Я положила телефонную трубку и пошла в спальню. Открыла шкаф, чтобы достать пару джинсов, и тут зазвонил междугородний.
Я метнулась к телефону. Это была мать.
— Джери-Ли? — спросила она.
— Да, мать.
— Когда ты вернулась?
— Сегодня днем.
— Ты бы могла позвонить мне, — заявила она раздраженно.
— У меня не было ни минутки свободной, мать. Прямо из аэропорта я поехала к своему адвокату — нам с Уолтером нужно было подписать еще какие-то там бумаги.
— Значит, развод состоялся окончательно и бесповоротно, — сказала она с явным неодобрением. — Я не предполагала, что мексиканский развод имеет юридическую силу в Нью-Йорке.
— Имеет.
— Ты все равно должна была позвонить мне. Я твоя мать. Я имею право знать, что происходит.
— Ты знаешь отлично, что происходит. Перед тем как улететь в Хуарес, я все тебе подробно объяснила. Кроме того, я приеду к тебе на уикэнд и перескажу во всех восхитительных подробностях...
— Ты вовсе не обязана рассказывать мне подробности, если у тебя нет такого желания, — заявила она с обидой в голосе.
Я изо всех сил старалась держать себя в руках. Не знаю, как, но она всегда умудряется ставить меня в ; такое положение, когда я вынуждена оправдываться. Даже больше — обороняться. Я поискала взглядом сигарету, но поблизости не было ни одной пачки.

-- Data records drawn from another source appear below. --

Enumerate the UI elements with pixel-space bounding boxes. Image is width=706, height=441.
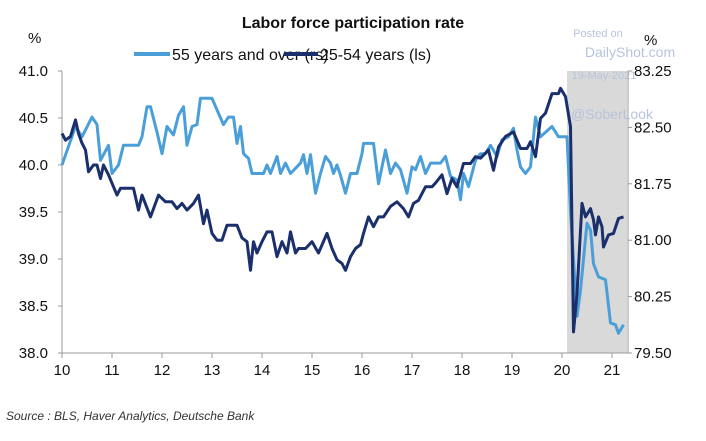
left-axis-tick-label: 41.0 [19,63,48,80]
left-axis-tick-label: 38.0 [19,345,48,362]
watermark-handle: @SoberLook [571,106,654,122]
left-axis-tick-label: 39.0 [19,251,48,268]
left-axis-tick-label: 40.5 [19,110,48,127]
left-axis-tick-label: 39.5 [19,204,48,221]
series-line-55-and-over [60,96,625,335]
source-note: Source : BLS, Haver Analytics, Deutsche … [6,409,255,423]
watermark-date: 19-May-2021 [572,70,637,82]
x-axis-tick-label: 18 [454,362,471,379]
x-axis-tick-label: 19 [504,362,521,379]
x-axis-tick-label: 16 [354,362,371,379]
x-axis-tick-label: 17 [404,362,421,379]
legend-label-25-54: 25-54 years (ls) [320,47,431,64]
x-axis-tick-label: 15 [304,362,321,379]
legend-label-55-over: 55 years and over (rs) [172,47,329,64]
x-axis-tick-label: 11 [104,362,120,379]
watermark-posted-on: Posted on [573,28,623,40]
right-axis-tick-label: 81.75 [634,176,672,193]
legend: 55 years and over (rs) 25-54 years (ls) [134,47,431,64]
right-axis-tick-label: 79.50 [634,345,672,362]
chart-title: Labor force participation rate [242,15,464,32]
x-axis-tick-label: 14 [254,362,271,379]
x-axis-tick-label: 12 [154,362,171,379]
right-axis-tick-label: 82.50 [634,119,672,136]
x-axis-tick-label: 10 [54,362,71,379]
right-unit-label: % [644,32,657,49]
left-unit-label: % [28,30,41,47]
watermark-site: DailyShot.com [585,44,675,60]
x-axis-tick-label: 20 [554,362,571,379]
left-axis-tick-label: 38.5 [19,298,48,315]
series-line-25-54 [60,86,624,334]
watermark: Posted on DailyShot.com 19-May-2021 @Sob… [571,28,675,122]
right-axis-tick-label: 80.25 [634,289,672,306]
x-axis-tick-label: 21 [604,362,621,379]
right-axis-tick-label: 81.00 [634,232,672,249]
right-axis-tick-label: 83.25 [634,63,672,80]
x-axis-tick-label: 13 [204,362,221,379]
left-axis-tick-label: 40.0 [19,157,48,174]
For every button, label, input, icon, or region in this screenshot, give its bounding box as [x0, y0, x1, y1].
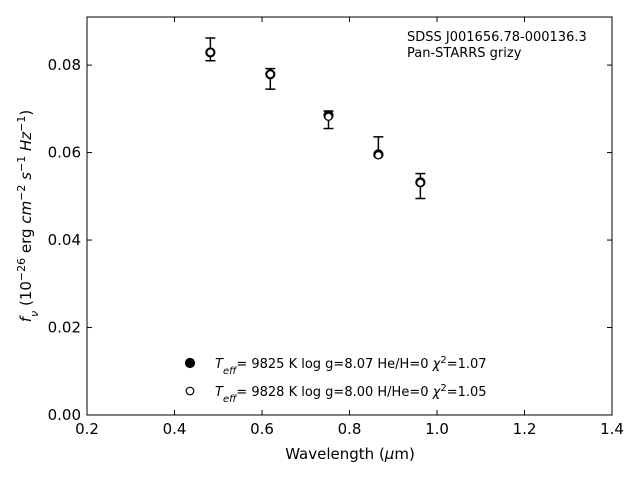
- y-axis-label: fν (10−26 erg cm−2 s−1 Hz−1): [15, 110, 41, 323]
- legend-marker-filled: [184, 357, 196, 369]
- plot-frame: [86, 16, 613, 416]
- model-point-open: [266, 70, 275, 79]
- y-tick-label: 0.06: [48, 144, 81, 162]
- model-point-open: [324, 112, 333, 121]
- annotation-object-name: SDSS J001656.78-000136.3: [407, 30, 587, 45]
- legend-marker-open: [185, 386, 195, 396]
- x-tick-label: 1.0: [425, 420, 449, 438]
- annotation-survey: Pan-STARRS grizy: [407, 46, 522, 61]
- x-tick-label: 0.8: [338, 420, 362, 438]
- model-point-open: [206, 48, 215, 57]
- x-tick-label: 1.4: [600, 420, 624, 438]
- y-tick-label: 0.02: [48, 319, 81, 337]
- legend-entry: Teff= 9825 K log g=8.07 He/H=0 χ2=1.07: [215, 355, 487, 377]
- x-axis-label: Wavelength (μm): [285, 445, 415, 463]
- data-points: [205, 47, 426, 188]
- model-point-open: [416, 178, 425, 187]
- y-tick-label: 0.04: [48, 231, 81, 249]
- x-tick-label: 0.6: [250, 420, 274, 438]
- x-tick-label: 0.4: [163, 420, 187, 438]
- x-tick-label: 1.2: [513, 420, 537, 438]
- model-point-open: [374, 151, 383, 160]
- x-tick-label: 0.2: [75, 420, 99, 438]
- axis-tick-labels: 0.2 0.4 0.6 0.8 1.0 1.2 1.4 0.00 0.02 0.04 0.06 0.0…: [48, 56, 624, 438]
- y-tick-label: 0.08: [48, 56, 81, 74]
- y-tick-label: 0.00: [48, 406, 81, 424]
- legend: Teff= 9825 K log g=8.07 He/H=0 χ2=1.07 Te…: [184, 355, 487, 405]
- legend-entry: Teff= 9828 K log g=8.00 H/He=0 χ2=1.05: [215, 383, 487, 405]
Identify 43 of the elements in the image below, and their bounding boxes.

— Проклятье, — пробормотала я.
— Что ты сказала?
— Не могу найти проклятые сигареты.
— Но это вовсе не причина, чтобы выражаться, — тут же сказала мать.
— И потом, мне кажется, что ты куришь слишком много.
— Да, мать... — я наконец нашла сигарету и закурила.
— Когда ты рассчитываешь приехать ко мне?
— Утром. Скорее всего после завтрака.
— Я приготовлю ленч. Для тебя. Так что не ешь слишком много за завтраком.
— Да, мать, — я решила сменить тему разговора. — Отец дома?
— Да. Ты хотела бы поговорить с ним?
— Пожалуйста.
Его голос даже по телефону прозвучал тепло и заботливо.
— Как там себя чувствует моя маленькая девочка? И это меня доконало: я почувствовала, как слезы опять потекли из глаз.
— Большой и избитой, — выдавила я. Вся нежность мира уместилась в одно-единственное слово:
— Тошно?
— Угу...
— Выше голову. У тебя есть мы.
— Я знаю.
— Все наладится. Потерпи. Со временем все обычно проходит.
Наконец, мне удалось взять себя в руки.
— Поговорим завтра, па. Я просто не могу дождаться, когда, наконец, смогу повидаться с тобой.